Does addiction and mental illness dull responses to incentives

I found the chapter in Tullock and McKenzie’s book on token economies in mental hospitals to be most enlightening in regard to addictions and mental illness clouding judgement.

The tokens in a token economy were spending money at the hospital canteen and trips to town and other privileges. They were earned by keeping you and your area clean and helping out with chores at the mental asylum.

The first token economies were for chronic, treatment-resistant psychotic inpatients. In 1977, a major study, still considered a landmark, successfully showed the superiority of a token economy compared to the standard treatments of these type of psychotic inpatients.

Experiments which would now be unethical showed that the occupational choices and labour supply of certified lunatics responded to incentives in the normal, predictable way. For example, tokens were withdrawn for helping clean halls and common areas. The changes in occupational choice and reductions in labour supply was immediate and as predicted by standard economics.

Some patients would steal the tokens for other patients, so the tokens were individually marked. The thefts almost stopped. Crime must pay even for criminally insane inpatients. Kagel reported that:

The results have not varied with any identifiable trait or characteristic of the subjects of the token economy – age, IQ, educational level, length of hospitalization, or type of diagnosis. Most people age out of addiction to drugs or to alcohol.  By age 35, half of patients with active alcoholism or addiction diagnoses during their teens and 20s no longer take drugs or drink:

The average cocaine addiction lasts four years, the average marijuana addiction lasts six years, and the average alcohol addiction is resolved within 15 years. Heroin addictions tend to last as long as alcoholism, but prescription opioid problems, on average, last five years. In these large samples, which are drawn from the general population, only a quarter of people who recover have ever sought assistance in doing so (including via 12-step programs). This actually makes addictions the psychiatric disorder with the highest odds of recovery.

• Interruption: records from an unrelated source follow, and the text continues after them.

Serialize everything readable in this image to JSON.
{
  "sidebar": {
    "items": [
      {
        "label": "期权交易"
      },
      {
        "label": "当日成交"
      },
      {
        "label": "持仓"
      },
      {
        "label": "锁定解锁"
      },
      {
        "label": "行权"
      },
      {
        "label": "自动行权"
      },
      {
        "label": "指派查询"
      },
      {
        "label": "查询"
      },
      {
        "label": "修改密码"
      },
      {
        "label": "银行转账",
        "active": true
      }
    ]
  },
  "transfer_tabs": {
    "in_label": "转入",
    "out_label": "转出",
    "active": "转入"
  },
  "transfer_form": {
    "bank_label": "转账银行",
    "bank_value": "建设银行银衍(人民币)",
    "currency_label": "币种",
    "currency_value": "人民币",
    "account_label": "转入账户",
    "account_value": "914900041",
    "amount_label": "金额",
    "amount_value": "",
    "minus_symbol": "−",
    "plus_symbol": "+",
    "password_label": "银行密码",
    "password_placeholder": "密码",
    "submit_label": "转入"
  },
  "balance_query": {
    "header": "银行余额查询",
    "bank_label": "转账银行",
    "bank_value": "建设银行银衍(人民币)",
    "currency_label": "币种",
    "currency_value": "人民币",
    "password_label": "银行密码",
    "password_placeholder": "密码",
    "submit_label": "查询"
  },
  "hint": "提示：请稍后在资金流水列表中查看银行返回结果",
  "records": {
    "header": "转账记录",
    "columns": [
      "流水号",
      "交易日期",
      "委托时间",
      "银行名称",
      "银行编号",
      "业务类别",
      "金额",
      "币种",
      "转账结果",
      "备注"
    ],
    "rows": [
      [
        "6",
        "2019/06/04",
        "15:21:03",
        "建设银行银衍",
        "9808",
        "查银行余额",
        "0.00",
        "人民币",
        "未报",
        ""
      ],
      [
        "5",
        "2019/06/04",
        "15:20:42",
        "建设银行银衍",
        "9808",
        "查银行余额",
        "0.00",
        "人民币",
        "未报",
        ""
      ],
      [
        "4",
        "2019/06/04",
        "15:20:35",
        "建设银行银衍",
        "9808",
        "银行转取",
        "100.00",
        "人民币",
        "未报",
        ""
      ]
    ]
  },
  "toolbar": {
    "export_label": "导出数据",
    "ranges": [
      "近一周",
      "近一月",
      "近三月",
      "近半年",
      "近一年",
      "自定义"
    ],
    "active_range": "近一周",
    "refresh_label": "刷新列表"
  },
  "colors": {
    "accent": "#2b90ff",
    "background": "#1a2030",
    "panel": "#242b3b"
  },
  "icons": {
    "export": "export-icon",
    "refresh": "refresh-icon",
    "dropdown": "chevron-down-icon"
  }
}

Studies of demand elasticity normally find that consumption of hard drugs is quite sensitive to price. Addicts respond to incentives, in particular, to price rises by cutting back on their drug taking.

At the beginning of this century, the Dutch government controlled the opium market in the Dutch East Indies–nowadays Indonesia–for several decades. This state monopoly was called the opiumregie. Using information gathered during the opiumregie, this paper estimates price elasticities of opium consumption. It appears that short-term price elasticities of opium use are about -0.7. Long-term price elasticities are about -1.0.